Regeln brauchen wir nur zu unserer eigenen Gehirnwäsche, damit wir uns befreien von "bösen Geistern". Wir müssen den Kräften, die gegen uns arbeiten, etwas entgegensetzen, damit wir nicht in ihre Fallen tappen. Durch geregelte Beschränkungen wird es uns möglich unsere Ersatzhandlungen ersatzlos zu streichen, bewußt einzugreifen in unser Leben, um das Zuviel zu verringern und das Zuwenig aufzufüllen. Jeder Mensch fühlt diese Kräfte, die ihn zu seinem Unheil verführen. Sie sind real, wie die Sirenen, angesichts derer Odysseus sich festbinden ließ, um ihnen nicht zu erliegen.

Aber alle Regeln haben einen bestimmten Zweck, ohne den sie sinnlos sind und selbst zu bösen Geistern werden. Das Leben selbst hat weder Sinn noch Zweck, denn es ist ewig, ohne Ziel nur für sich selber da. Daher gibt es keine absolute Moral, sondern nur die erfahrbare Wahrheit, daß die höchste Energie zur Freiheit drängt.

Mein Schreiben hat den Zweck, mir den Prozeß meiner Befreiung bewußt zu machen, meinen Willen zum Vorschein zu bringen, den Weg zu bereiten in die Freihielt.
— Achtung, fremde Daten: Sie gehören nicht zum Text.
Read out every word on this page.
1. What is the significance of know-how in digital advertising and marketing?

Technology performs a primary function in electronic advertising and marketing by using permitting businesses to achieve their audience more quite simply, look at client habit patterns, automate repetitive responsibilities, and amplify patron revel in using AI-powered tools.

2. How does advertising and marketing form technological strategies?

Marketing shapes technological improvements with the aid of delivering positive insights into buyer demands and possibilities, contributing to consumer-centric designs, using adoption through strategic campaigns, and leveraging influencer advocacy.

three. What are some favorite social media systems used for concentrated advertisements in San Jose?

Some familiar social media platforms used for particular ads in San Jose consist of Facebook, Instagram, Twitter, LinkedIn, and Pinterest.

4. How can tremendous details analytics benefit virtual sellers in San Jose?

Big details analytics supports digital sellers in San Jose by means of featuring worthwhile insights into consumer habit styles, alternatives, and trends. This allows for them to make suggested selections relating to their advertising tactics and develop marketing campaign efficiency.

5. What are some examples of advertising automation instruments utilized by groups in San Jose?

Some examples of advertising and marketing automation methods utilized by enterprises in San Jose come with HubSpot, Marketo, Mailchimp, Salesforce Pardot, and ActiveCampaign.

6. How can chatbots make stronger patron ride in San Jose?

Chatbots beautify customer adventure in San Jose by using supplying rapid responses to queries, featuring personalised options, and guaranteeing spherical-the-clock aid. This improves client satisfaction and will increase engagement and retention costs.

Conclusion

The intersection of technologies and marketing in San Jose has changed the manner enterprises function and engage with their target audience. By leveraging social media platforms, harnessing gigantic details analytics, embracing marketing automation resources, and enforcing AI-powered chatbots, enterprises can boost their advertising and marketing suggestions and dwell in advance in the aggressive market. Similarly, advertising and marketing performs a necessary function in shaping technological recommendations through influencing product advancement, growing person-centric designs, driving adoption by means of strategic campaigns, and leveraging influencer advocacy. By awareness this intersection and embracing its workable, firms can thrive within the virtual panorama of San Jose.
"Ist es denn wirklich so", frage ich mich, "gibt es keinen bequemen Ausweg? Kann ich mich nicht einfach gehen lassen. Muß ich wirklich immer bei vollem Bewußtsein alle meine Energie einsetzen zu meiner Befreiung? Darf ich denn nicht einmal rasten, mich entspannen?" Und indem ich dem praktisch und theoretisch nachgehe, sehe ich: Es gibt keinen Ausweg, aber meine Angst ist unbegründet. Ich darf alles genießen, Entspannung wie Arbeit und ich kann es erst richtig mit voller Aufmerksamkeit. Das ist auch der tiefere Sinn des Sportsgeists. Und wenn wir mit vollster Aufmerksamkeit tun, was immer wir tun, finden wir sehr schnell heraus, was wir wollen.

"Unruhig ist unser Herz, bis es ruht in dir Gott", sagte Augustinus nach einem freudenreichen Leben. "Ein gutes Gewissen ist ein sanftes Ruhekissen" behauptet ein frommer Spruch. Die Unruhe treibt uns an, etwas zu verändern, damit es uns besser geht. Und wenn wir den Zeichen folgen, geht es uns besser, von Tag zu Tag, bis wir nichts mehr zu beklagen haben. Am Weg unserer Selbstverwirklichung werden sich immer weitere Schwierigkeiten ergeben, wie die Welt allem Leben ständig Widerstand entgegensetzt, aber ihn zu überwinden, macht gerade den Spaß des Lebens aus. Das ist die Dialektik des Lebens, unser Schicksal. Und der beste Weg ist der, so viel wie möglich zu geben.

Das, was wir geben, müssen wir zuerst erwerben und dabei wissen, daß es in der Freiheit kein "Verdienst" gibt. Wir erwerben, was wir geben, indem wir es geben. Wer Liebe will, muß Liebe geben, wer Aufmerksamkeit will, muß Aufmerksamkeit schenken, wer Geld will, muß seine Lebenszeit opfern. Wer frei sein will, muß möglicherweise auf Lebensstandard verzichten und seinen Interessen nachgehen, in die Richtung, in die es ihn treibt, ohne Vorurteil.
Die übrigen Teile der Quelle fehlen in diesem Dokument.